The study of structure formation and mechanical strength properties of sulfur-containing woodcrete composites exposed to permanently acting loads

Abstract

Abstract The present paper considers the issues of mutual neutralization and toxicity elimination of toxic components of industrial by-products as well as the study of strength formation for sulfur-containing woodcrete composites exposed to various permanently acting loads and curing conditions in time. Woodcrete-concrete composites could be considered as one of the available lightweight heat insulating building materials with low heat conductivity and good sound proofing properties. The materials are based on recyclable raw materials widely available in the regions of Kazakhstan and Russia. The contemporary provisions of theory and practice of development of efficient lightweight woodcrete-concrete on the base of composite sulfur-containing binders obtained by the method of toxicity elimination and mechanochemical activation served as the methodological foundation of the research.

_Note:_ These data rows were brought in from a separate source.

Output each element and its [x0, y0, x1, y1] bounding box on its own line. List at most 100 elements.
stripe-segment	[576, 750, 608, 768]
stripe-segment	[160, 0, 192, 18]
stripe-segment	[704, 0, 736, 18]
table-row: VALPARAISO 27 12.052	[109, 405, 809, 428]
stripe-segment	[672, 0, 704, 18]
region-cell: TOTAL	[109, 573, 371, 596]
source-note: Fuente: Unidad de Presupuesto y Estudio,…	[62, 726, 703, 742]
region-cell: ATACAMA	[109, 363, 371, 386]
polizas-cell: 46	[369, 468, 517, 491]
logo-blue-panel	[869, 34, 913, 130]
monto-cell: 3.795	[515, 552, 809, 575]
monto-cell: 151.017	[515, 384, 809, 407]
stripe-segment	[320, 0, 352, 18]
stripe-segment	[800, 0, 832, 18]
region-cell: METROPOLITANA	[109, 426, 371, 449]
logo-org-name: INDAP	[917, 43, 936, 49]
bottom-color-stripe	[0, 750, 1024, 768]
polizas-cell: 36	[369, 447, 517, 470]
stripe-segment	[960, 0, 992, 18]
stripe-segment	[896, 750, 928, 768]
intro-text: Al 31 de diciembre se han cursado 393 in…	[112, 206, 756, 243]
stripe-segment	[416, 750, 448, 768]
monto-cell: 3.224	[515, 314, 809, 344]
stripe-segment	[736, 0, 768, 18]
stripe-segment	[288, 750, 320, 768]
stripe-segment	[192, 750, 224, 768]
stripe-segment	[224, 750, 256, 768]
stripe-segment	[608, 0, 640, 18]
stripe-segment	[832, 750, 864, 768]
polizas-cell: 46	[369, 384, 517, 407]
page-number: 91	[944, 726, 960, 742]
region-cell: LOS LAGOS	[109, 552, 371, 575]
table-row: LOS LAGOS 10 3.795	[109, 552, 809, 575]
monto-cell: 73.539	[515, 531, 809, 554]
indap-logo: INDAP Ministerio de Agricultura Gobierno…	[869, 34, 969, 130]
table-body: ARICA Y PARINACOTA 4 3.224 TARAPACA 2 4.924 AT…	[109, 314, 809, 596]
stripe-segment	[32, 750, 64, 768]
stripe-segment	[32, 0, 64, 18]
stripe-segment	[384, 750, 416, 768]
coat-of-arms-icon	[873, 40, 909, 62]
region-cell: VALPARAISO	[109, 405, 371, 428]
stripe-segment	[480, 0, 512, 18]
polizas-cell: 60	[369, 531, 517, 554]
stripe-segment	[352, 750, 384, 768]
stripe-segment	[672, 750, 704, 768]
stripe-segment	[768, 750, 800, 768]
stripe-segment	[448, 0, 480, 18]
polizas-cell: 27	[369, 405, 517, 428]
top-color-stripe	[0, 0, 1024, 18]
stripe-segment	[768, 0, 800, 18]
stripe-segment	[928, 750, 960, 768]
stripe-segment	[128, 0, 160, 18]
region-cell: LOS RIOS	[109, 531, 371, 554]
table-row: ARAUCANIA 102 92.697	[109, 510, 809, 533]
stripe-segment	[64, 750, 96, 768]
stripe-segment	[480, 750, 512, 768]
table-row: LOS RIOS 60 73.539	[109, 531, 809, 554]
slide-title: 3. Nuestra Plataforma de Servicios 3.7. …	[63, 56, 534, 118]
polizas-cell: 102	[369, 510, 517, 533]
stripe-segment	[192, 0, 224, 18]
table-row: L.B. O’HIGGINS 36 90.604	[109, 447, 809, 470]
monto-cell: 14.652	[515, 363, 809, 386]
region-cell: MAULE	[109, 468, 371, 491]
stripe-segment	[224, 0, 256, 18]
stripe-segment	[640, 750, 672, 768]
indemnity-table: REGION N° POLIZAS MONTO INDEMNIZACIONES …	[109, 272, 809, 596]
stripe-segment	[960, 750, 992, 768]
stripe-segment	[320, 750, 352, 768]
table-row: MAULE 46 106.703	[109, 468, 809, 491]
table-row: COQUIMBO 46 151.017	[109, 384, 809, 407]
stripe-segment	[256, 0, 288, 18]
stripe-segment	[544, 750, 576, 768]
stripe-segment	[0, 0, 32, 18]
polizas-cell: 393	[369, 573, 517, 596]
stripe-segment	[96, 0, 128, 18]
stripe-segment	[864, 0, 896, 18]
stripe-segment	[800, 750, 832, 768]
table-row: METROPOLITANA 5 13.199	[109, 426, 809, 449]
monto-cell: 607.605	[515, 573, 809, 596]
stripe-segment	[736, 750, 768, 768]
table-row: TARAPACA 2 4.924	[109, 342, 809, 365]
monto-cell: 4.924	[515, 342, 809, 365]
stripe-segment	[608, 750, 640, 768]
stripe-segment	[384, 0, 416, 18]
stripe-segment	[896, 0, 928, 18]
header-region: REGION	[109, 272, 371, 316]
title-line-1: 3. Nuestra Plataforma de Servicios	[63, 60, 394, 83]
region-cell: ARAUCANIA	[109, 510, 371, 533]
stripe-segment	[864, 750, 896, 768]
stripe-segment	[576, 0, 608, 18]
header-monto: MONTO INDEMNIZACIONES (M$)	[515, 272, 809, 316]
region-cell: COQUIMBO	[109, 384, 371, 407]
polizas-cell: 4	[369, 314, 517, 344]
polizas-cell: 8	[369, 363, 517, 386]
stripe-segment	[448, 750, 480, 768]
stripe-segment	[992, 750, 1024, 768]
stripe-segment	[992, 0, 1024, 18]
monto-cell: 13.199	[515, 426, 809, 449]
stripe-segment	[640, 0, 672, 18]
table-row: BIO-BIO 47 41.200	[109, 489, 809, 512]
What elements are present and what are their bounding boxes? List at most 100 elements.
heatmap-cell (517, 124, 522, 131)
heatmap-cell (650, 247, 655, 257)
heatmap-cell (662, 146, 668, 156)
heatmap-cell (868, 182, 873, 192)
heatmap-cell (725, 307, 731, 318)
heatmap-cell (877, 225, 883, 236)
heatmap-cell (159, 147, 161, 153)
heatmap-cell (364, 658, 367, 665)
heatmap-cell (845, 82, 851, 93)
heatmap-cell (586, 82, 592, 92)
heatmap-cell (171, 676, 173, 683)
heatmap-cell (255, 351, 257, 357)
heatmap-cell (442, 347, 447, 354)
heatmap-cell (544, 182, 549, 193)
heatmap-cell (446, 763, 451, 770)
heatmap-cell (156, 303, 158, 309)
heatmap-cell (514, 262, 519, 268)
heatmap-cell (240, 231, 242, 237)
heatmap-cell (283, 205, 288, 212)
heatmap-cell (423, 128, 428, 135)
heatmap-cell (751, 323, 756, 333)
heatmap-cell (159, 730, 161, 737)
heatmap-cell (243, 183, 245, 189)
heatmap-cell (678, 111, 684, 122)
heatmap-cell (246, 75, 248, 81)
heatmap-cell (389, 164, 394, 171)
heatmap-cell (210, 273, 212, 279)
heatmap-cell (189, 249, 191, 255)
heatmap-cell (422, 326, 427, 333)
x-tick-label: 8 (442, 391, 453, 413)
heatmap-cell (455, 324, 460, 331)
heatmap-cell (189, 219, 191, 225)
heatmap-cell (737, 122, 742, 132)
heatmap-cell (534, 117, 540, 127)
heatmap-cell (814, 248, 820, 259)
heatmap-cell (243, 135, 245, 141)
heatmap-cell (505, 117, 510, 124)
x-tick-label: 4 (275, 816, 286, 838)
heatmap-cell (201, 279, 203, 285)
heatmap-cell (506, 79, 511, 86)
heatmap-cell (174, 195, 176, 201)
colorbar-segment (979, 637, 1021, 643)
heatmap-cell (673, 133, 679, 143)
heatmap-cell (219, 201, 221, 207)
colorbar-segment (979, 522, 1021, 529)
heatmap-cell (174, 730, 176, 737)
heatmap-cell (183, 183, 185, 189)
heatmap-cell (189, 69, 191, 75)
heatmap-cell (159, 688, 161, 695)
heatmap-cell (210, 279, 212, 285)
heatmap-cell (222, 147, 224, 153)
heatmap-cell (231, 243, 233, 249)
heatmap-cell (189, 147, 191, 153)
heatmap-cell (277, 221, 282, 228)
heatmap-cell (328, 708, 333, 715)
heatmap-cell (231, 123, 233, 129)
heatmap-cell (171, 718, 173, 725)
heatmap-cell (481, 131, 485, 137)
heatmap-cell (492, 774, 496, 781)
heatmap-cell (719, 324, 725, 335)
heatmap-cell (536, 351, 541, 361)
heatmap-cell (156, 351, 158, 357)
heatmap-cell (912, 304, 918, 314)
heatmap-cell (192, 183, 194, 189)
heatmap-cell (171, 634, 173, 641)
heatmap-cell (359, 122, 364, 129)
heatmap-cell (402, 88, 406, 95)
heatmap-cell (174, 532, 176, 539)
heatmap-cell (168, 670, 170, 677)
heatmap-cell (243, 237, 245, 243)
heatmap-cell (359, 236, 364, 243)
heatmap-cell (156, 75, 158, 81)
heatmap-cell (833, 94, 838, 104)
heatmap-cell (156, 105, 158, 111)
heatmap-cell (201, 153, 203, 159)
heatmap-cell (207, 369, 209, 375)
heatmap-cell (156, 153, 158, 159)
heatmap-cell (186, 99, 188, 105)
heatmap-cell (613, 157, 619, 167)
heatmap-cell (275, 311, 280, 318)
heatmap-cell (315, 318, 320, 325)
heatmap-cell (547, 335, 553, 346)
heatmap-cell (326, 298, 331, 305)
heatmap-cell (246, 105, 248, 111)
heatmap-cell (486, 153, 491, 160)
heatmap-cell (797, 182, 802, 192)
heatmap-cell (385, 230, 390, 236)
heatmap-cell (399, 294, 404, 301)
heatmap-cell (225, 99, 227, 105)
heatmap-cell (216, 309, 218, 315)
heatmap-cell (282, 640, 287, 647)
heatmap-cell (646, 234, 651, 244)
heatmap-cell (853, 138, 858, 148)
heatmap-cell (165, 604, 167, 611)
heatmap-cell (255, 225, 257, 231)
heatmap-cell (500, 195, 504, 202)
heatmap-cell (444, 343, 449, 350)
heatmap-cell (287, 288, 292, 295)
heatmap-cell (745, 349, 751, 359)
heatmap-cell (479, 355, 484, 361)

While implementing scientific research, the authors used the standard measuring instrumentation and methods of analysis of physical and mechanical properties of woodcrete composites such as the up-to-date methods of X-ray diffraction analysis, differential thermal and microscopic analyses and testing equipment. The principle of mutual neutralization of toxic components of industrial by-products by means of mechanochemical treatment at low temperature has been applied in the paper. These methods allow reducing cement content due to its fractional replacement by industrial waste. For the experimental part of the research, ferrous iron with the oxidation number 3 (Fe2O3) has been used as the oxidizing agent, while elemental sulfur, wood coal dust and ferrous iron with the oxidation number 2 (FeO) have demonstrated regeneration properties. The properties of sulfur-containing woodcrete specimens have been studied after 7, 28 and 90 days of exposure in various curing conditions. It was stated that sulfur-containing woodcrete had been fractioned gradually, first, decomposition of mortar constituent part took place, then of organic filler fibers. The obtained results could be applied while manufacturing efficient walling material for civil engineering buildings and structures, including seismic areas.